Naik Pesawat & Kereta Tak Lagi Harus PCR, Waspadai Risiko Ini
Jakarta, CNBC Indonesia - Baru-baru ini, Pemerintah mulai menerapkan kebijakan transisi dari pandemi menjadi endemi dengan tidak lagi mewajibkan rapid test antigen maupun PCR bagi pelaku perjalanan dalam negeri. Kebijakan itu berlaku bagi masyarakat yang sudah menjalani vaksin COVID-19 sampai dosis kedua maupun booster.
Meski banyak masyarakat yang menyambut gembira kabar tersebut, masih ada risiko penularan Covid yang harus diwaspadai.
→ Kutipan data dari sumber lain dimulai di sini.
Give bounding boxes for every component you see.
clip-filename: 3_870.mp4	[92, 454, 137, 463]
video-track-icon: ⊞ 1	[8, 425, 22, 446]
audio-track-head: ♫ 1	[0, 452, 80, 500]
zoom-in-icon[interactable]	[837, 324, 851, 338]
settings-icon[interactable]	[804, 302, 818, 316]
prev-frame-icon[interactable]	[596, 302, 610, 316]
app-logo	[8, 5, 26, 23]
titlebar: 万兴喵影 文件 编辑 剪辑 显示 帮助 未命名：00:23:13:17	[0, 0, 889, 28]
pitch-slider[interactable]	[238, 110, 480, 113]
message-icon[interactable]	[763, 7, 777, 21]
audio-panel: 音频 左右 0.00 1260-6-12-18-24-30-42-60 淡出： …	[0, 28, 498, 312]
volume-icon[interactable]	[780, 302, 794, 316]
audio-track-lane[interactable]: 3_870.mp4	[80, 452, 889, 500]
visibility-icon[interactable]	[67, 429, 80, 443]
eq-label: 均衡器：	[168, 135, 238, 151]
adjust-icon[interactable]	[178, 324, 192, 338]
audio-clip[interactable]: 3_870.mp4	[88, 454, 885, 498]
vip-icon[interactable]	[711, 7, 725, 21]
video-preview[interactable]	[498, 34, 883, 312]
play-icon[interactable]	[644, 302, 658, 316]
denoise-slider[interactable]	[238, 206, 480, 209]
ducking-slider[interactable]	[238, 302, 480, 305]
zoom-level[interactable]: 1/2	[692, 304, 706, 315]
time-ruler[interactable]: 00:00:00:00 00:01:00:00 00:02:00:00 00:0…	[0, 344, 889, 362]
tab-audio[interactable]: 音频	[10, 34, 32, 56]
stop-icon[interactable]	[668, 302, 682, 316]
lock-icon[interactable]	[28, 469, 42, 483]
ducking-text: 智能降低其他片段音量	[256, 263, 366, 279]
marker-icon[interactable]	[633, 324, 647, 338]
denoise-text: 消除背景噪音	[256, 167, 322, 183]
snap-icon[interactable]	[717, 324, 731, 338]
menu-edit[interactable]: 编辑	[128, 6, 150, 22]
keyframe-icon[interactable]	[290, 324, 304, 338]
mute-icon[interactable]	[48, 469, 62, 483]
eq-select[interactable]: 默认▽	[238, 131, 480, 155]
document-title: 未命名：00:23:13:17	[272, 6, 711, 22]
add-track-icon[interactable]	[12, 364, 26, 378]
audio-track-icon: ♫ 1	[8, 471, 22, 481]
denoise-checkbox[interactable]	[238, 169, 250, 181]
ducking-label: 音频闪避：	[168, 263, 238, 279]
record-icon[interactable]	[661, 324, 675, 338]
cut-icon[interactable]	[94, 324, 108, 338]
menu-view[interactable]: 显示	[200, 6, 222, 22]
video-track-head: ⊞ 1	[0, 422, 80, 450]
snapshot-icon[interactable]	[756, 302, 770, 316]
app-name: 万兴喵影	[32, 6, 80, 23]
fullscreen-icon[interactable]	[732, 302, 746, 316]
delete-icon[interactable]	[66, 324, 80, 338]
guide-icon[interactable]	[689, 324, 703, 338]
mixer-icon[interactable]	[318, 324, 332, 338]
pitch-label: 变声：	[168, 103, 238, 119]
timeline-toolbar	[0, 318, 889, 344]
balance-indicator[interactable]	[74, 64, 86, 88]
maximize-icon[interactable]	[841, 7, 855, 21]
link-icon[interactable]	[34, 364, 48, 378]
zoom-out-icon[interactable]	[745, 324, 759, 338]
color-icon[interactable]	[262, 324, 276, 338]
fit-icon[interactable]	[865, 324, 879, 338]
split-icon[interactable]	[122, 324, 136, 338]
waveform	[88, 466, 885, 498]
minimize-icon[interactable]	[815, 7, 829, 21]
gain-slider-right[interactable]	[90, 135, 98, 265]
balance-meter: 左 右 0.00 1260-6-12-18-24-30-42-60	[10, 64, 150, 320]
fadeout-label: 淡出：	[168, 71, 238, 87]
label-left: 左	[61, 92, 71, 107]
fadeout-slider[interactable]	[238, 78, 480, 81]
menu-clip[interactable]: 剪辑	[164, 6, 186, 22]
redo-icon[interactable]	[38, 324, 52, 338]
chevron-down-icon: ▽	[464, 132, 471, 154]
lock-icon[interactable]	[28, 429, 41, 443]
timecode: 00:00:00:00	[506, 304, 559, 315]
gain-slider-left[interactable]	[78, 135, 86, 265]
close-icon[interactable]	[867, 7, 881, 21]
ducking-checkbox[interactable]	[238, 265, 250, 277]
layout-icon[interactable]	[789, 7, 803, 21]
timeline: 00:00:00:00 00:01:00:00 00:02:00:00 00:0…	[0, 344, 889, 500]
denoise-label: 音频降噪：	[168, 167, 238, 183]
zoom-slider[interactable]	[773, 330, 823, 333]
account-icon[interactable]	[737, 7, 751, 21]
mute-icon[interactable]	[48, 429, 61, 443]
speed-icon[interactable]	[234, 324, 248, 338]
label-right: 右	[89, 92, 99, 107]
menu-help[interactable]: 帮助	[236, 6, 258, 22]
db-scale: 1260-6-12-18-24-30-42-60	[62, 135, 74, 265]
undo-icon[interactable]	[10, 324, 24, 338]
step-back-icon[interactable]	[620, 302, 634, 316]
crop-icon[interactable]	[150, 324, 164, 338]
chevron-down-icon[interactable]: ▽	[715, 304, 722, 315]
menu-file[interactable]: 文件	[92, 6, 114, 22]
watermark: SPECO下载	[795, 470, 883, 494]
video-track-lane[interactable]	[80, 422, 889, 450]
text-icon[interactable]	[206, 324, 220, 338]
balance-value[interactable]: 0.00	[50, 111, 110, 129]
Sebab, sejumlah pakar berpendapat bahwa ancaman Covid-19 di dalam negeri sebenarnya masih tinggi, meski pemerintah mengklaim jumlah kasus sudah turun.
Pakar epidemiologi Fakultas Kesehatan Masyarakat Universitas Indonesia (FKM UI) Tri Yunis Miko Wahyono menegaskan yang paling penting bukanlah jumlah kasus, melainkan positivity rate yakni perbandingan jumlah kasus positif dengan jumlah tes yang dilakukan. Ia khawatir, angka kasus baru yang diklaim turun dari ke hari tersebut sebenarnya disebabkan rendahnya contact tracing.
"Kasusnya sekarang masih 30 ribu kemudian positivity rate-nya itu masih di atas 5 persen. Kalau mau (kasus) bertambah, silakan nggak pakai antigen. Kalau kasusnya mau banyak lagi, ya begitu," ujar Miko, seperti dikutip detikcom, Senin (7/3).
Sementara itu, Dewan Pakar Ikatan Ahli Kesehatan Masyarakat Indonesia (IAKMI) Hermawan Saputra menilai sedari awal kebijakan penapisan atau screening dengan tes antigen atau PCR bagi pengguna moda transportasi bukanlah metode pencarian kasus Covid-19 yang sesuai kaidah epidemiologi. Menurutnya, teknik pengetesan dan telusur yang benar adalah dengan melakukannya secara masif di permukiman padat penduduk dengan mobilitas tinggi serta kontak erat kasus Covid-19.
"Testing (harusnya) dilakukan secara systematic random testing kepada komunitas yang dinilai berisiko," kata Hermawan, seperti dikutip dari CNN Indonesia.